Da Silva Rondeau was one of 121 boxers, including three-time world champion Mary Spencer and 12-time national flyweight champion Mandy Bujold, who wrote an open letter to Sport Canada in May calling for the resignation of high-performance director Daniel Trepanier.
Four days later, Trepanier resigned.
"I was sued by the high-performance director following calling things out on social media . . . and I had to pay for lawyers out of pocket," Da Silva Rondeau said. "And so, it's very difficult when you think, 'Well, I'll share things publicly, but then we might be sued.'"
A judicial enquiry is crucial, she added, because "We're talking about building a system. And in order to build a system we need to work on something that is clean. We can't build on something that's dirty. We want to create something new."
Lafreniere also called for federal, provincial and territorial governments to join forces to create a national registry of predators and offenders.
"If there is no centralized registry or co-ordinated registries, then abusers and predators will continue to travel from sport to province to territory and to any role in sport which will set the stage for more abuse," she said.
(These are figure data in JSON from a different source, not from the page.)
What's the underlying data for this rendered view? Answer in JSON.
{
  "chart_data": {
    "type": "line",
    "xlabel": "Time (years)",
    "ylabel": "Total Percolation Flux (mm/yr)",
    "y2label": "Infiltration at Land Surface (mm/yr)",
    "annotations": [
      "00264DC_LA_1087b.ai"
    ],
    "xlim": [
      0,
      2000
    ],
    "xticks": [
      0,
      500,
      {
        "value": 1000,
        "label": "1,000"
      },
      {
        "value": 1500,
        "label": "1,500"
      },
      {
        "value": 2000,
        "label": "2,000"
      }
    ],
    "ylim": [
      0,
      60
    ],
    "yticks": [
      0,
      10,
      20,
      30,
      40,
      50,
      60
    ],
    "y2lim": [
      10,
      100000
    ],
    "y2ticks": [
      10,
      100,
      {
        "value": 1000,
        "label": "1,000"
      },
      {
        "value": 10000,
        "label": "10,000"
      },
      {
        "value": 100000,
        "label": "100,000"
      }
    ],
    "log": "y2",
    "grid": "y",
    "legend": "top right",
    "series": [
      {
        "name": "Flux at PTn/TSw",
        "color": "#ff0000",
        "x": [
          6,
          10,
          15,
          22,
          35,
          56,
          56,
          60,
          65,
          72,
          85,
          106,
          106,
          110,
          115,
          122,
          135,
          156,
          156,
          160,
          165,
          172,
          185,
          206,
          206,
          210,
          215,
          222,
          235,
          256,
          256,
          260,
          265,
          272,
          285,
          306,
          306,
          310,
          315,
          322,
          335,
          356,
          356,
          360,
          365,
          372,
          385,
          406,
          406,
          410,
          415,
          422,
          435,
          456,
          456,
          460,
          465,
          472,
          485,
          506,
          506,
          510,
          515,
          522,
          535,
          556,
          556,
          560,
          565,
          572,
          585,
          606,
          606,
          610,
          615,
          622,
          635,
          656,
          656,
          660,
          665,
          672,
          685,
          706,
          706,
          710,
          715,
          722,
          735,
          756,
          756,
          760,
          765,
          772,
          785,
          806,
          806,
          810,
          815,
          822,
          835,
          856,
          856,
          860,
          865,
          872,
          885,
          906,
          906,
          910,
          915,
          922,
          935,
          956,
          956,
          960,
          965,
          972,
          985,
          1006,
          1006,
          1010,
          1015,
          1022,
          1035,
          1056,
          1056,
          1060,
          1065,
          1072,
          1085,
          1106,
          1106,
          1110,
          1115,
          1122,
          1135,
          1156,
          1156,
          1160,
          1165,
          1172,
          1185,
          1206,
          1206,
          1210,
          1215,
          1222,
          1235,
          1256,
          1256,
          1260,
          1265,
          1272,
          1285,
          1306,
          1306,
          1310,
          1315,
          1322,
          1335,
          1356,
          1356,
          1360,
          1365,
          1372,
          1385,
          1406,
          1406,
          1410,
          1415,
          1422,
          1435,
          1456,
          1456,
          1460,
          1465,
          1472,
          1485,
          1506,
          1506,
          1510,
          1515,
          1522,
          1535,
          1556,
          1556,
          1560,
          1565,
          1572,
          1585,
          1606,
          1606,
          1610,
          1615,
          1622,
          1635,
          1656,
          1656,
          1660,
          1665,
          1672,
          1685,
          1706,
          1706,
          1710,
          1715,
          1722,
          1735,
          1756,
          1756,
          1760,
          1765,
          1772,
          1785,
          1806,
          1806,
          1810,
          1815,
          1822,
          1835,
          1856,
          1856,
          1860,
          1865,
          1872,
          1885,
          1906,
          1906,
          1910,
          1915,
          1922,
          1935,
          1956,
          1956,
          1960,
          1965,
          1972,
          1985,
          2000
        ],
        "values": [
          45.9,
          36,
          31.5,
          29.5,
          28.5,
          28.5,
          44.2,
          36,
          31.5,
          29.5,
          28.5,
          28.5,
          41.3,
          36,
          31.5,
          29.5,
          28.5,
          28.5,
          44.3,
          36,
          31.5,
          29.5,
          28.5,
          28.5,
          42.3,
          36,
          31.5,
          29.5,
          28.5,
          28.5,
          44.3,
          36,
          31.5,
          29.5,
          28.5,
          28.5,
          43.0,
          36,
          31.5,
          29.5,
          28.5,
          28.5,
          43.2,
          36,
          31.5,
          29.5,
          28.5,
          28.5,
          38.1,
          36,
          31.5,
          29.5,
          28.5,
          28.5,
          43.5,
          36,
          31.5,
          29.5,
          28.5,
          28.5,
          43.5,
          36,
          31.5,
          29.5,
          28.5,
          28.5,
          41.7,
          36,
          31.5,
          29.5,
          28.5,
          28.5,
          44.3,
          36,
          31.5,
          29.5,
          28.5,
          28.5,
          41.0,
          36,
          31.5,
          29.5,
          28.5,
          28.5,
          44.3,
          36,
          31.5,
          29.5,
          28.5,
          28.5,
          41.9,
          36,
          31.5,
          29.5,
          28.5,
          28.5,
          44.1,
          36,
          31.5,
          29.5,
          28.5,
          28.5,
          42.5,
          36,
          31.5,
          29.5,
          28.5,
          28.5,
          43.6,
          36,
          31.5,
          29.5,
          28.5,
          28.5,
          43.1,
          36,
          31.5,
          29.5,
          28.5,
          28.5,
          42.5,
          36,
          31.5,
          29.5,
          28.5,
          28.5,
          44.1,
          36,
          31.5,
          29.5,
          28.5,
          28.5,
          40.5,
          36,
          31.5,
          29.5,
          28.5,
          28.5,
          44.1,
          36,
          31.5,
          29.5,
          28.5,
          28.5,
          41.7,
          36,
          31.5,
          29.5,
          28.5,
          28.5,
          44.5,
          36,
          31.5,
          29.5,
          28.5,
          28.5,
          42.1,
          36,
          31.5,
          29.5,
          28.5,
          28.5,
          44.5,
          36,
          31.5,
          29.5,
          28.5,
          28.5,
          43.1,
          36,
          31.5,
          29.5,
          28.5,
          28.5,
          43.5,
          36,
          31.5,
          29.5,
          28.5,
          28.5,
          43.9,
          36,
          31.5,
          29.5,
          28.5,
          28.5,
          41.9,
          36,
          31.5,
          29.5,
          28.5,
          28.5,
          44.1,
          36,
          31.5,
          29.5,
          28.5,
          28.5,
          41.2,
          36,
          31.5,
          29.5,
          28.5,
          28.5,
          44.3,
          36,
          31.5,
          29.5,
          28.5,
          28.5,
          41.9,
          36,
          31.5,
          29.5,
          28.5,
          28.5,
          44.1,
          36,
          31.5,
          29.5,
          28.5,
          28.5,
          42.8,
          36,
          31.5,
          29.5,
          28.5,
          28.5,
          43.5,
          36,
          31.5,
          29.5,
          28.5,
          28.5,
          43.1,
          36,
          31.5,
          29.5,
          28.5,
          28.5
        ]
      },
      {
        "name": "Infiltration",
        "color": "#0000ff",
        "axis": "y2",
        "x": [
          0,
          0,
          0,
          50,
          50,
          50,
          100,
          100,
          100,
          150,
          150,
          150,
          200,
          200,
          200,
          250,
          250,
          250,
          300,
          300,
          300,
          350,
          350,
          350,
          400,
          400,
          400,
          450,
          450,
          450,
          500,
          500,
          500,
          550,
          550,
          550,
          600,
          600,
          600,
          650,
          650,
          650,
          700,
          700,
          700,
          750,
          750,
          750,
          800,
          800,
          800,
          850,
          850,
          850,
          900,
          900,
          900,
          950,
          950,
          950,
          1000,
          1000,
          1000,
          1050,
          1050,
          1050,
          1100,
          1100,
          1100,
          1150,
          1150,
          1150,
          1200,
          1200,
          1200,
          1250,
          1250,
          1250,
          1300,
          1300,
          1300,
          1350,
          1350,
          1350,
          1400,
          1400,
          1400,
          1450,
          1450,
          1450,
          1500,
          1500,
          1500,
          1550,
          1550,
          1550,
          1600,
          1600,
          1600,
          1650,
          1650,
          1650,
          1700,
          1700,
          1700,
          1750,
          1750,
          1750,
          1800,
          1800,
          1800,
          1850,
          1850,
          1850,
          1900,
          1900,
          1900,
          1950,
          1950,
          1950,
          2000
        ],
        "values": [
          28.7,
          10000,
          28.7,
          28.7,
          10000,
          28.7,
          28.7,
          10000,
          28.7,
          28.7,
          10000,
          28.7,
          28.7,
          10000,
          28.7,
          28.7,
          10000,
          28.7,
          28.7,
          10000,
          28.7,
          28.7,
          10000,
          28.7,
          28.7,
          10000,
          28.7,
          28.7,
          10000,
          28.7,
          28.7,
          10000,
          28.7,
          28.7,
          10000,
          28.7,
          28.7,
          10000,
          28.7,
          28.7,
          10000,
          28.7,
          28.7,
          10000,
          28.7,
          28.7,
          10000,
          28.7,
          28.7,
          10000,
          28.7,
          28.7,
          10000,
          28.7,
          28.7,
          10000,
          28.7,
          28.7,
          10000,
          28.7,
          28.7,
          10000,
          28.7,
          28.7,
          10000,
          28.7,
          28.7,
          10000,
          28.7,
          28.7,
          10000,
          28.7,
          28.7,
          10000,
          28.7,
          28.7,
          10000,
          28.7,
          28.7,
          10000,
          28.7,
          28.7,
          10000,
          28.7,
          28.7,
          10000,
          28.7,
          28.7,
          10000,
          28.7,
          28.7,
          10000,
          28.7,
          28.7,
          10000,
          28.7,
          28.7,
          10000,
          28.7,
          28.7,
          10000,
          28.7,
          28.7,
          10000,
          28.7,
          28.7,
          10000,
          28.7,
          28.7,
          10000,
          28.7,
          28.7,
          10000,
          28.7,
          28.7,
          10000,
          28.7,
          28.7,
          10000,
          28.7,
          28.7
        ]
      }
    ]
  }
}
The status of women study comes after an outcry from hundreds of athletes in several sports such as gymnastics and bobsled and skeleton about the toxic environments in their national federations.
Earlier this week, the Standing Committee on Canadian Heritage adopted a motion to summon all board meeting minutes, including in-camera meetings, since Jan. 1, 2018, from national sports organizations for gymnastics, soccer, rugby, skeleton/bobsleigh, swimming, and figure skating.